Сладкое чувство утѣшенія проникало все мое существо и первый разъ, послѣ долгихъ лѣтъ унынія и скорби, казавшейся мнѣ безнадежной, — я почувствовалъ себя счастливымъ и благодарилъ Бога за гнетъ и гоненія, выпавшія мнѣ на долю... Мысль о томъ, что я могъ бы быть гонителемъ, если бы не попалъ въ когти клеветы, — проникала меня дрожью.
А кроткое лицо Спасителя согрѣвало меня свѣтомъ любви. Я окинулъ взоромъ толпу страждущихъ и угнетенныхъ, стоявшихъ вокругъ него, и показалось мнѣ. что на каждомъ изъ нихъ покоится частица божественнаго свѣта.

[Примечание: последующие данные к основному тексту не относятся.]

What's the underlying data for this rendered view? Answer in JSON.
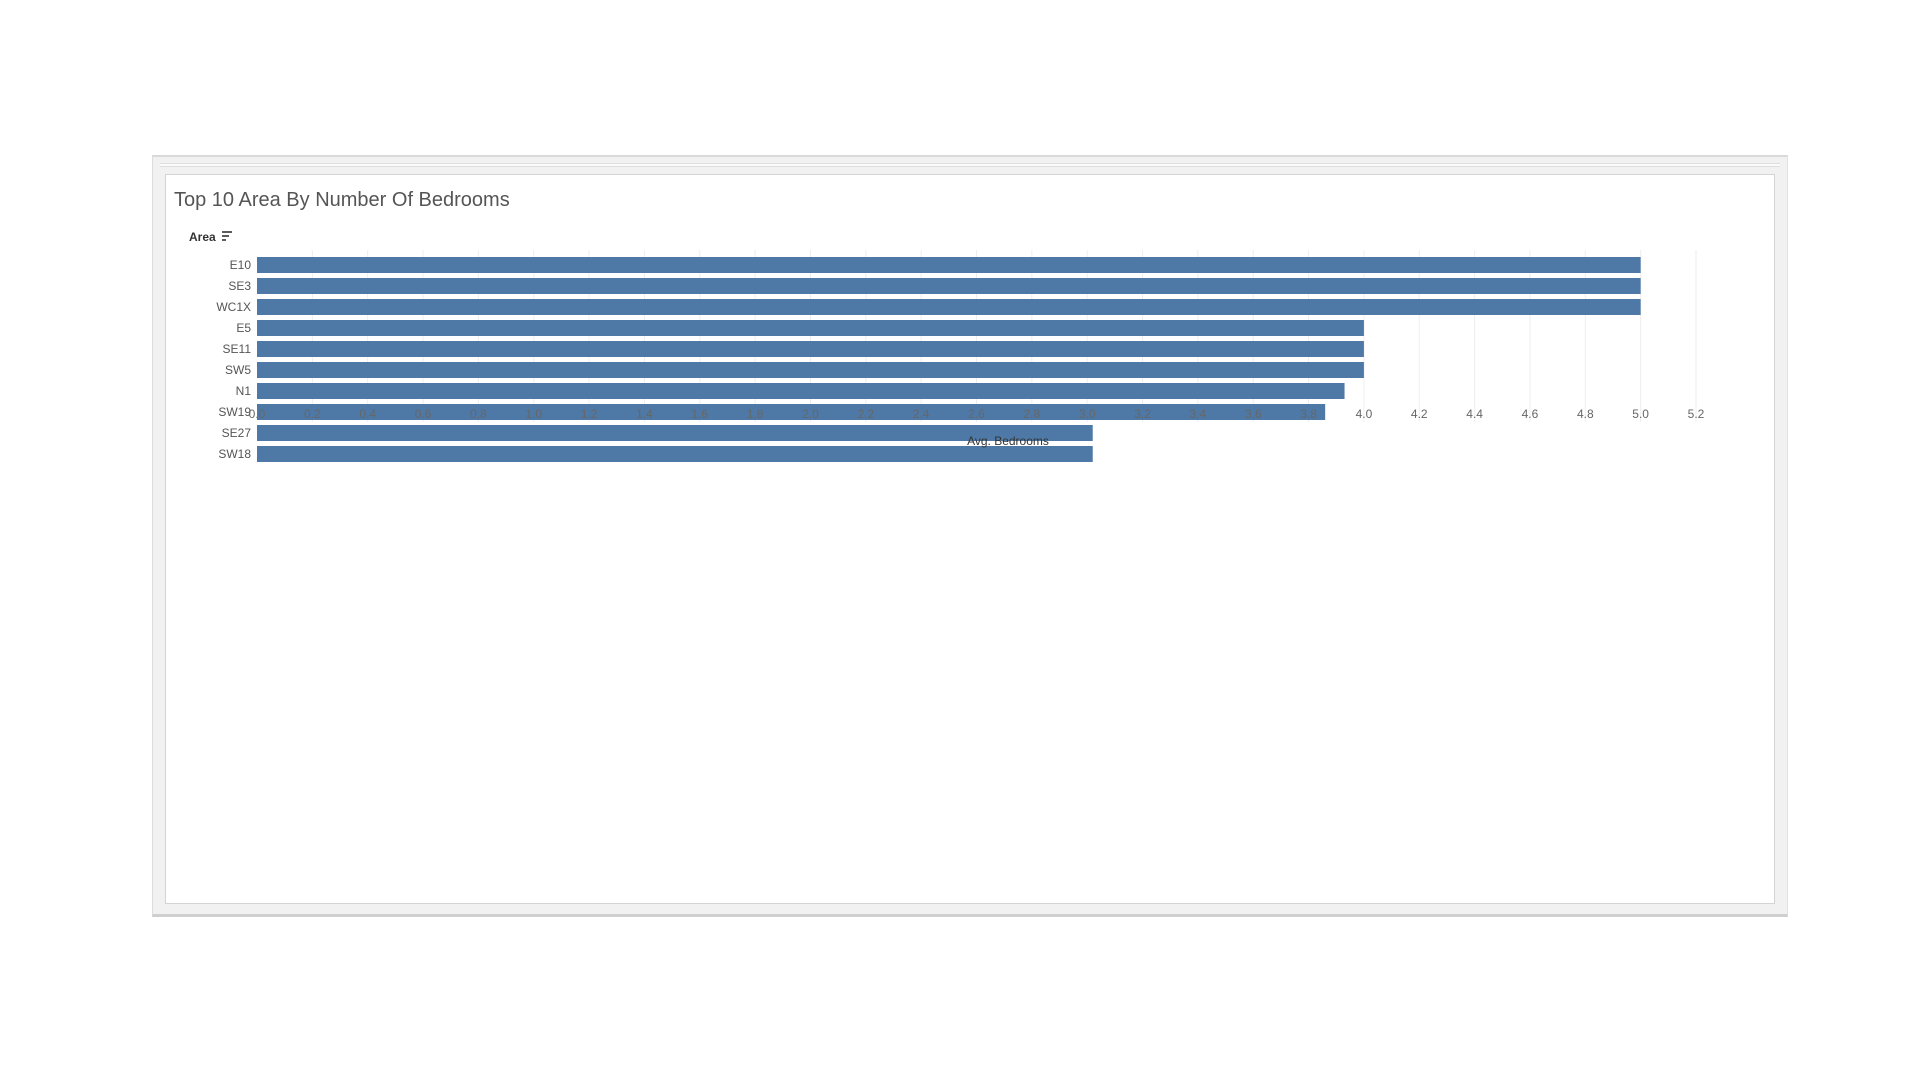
{
  "chart_data": {
    "type": "bar",
    "orientation": "horizontal",
    "title": "Top 10 Area By Number Of Bedrooms",
    "category_axis_label": "Area",
    "xlabel": "Avg. Bedrooms",
    "categories": [
      "E10",
      "SE3",
      "WC1X",
      "E5",
      "SE11",
      "SW5",
      "N1",
      "SW19",
      "SE27",
      "SW18"
    ],
    "values": [
      5.0,
      5.0,
      5.0,
      4.0,
      4.0,
      4.0,
      3.93,
      3.86,
      3.02,
      3.02
    ],
    "xlim": [
      0,
      5.2
    ],
    "xticks": [
      "0.0",
      "0.2",
      "0.4",
      "0.6",
      "0.8",
      "1.0",
      "1.2",
      "1.4",
      "1.6",
      "1.8",
      "2.0",
      "2.2",
      "2.4",
      "2.6",
      "2.8",
      "3.0",
      "3.2",
      "3.4",
      "3.6",
      "3.8",
      "4.0",
      "4.2",
      "4.4",
      "4.6",
      "4.8",
      "5.0",
      "5.2"
    ],
    "grid": "vertical",
    "sorted": "descending",
    "bar_color": "#4e79a7",
    "grid_color": "#eeeeee"
  }
}
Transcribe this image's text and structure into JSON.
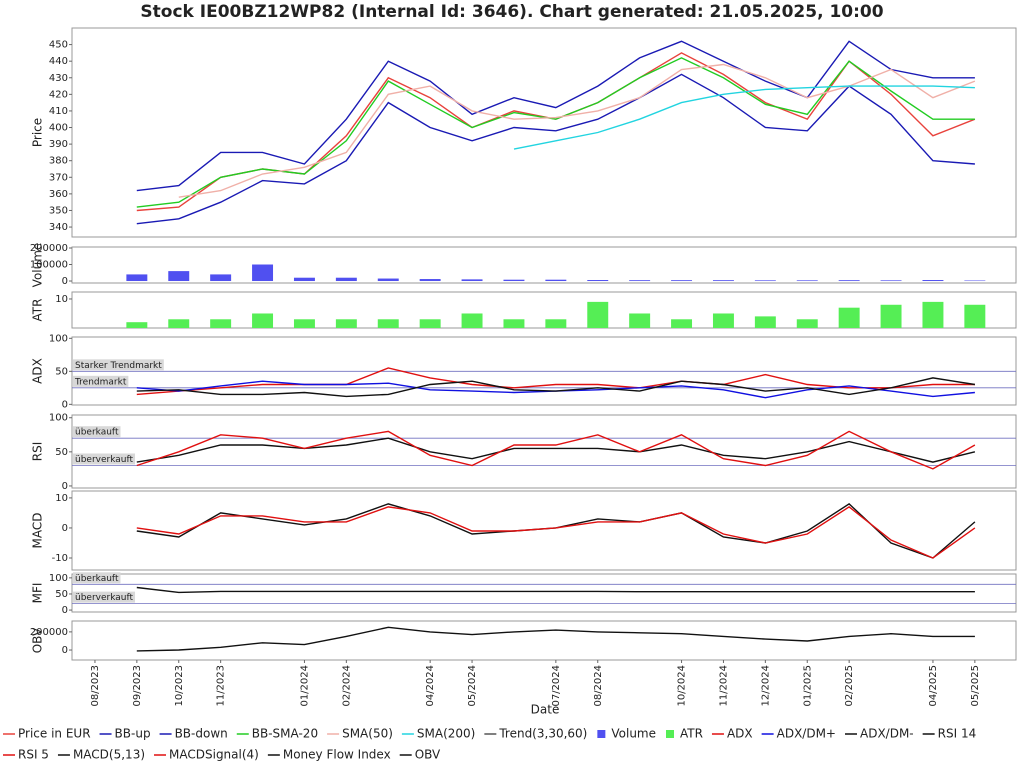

И отошелъ я, успокоенный. Изъ сердца моего вылилась смиренная молитва: „Господи! сдѣлай такъ, чтобы и на меня сошла частица этого свѣта любви и чтобы онъ никогда не угасалъ для меня. Я готовъ заплатить за это новыми страданіями, потому что въ страданіяхъ и любви заключается тотъ сокровенный смыслъ жизни, котораго я тщетно искалъ до сихъ поръ“...
А. К.
(OCR: Аристарх Северин)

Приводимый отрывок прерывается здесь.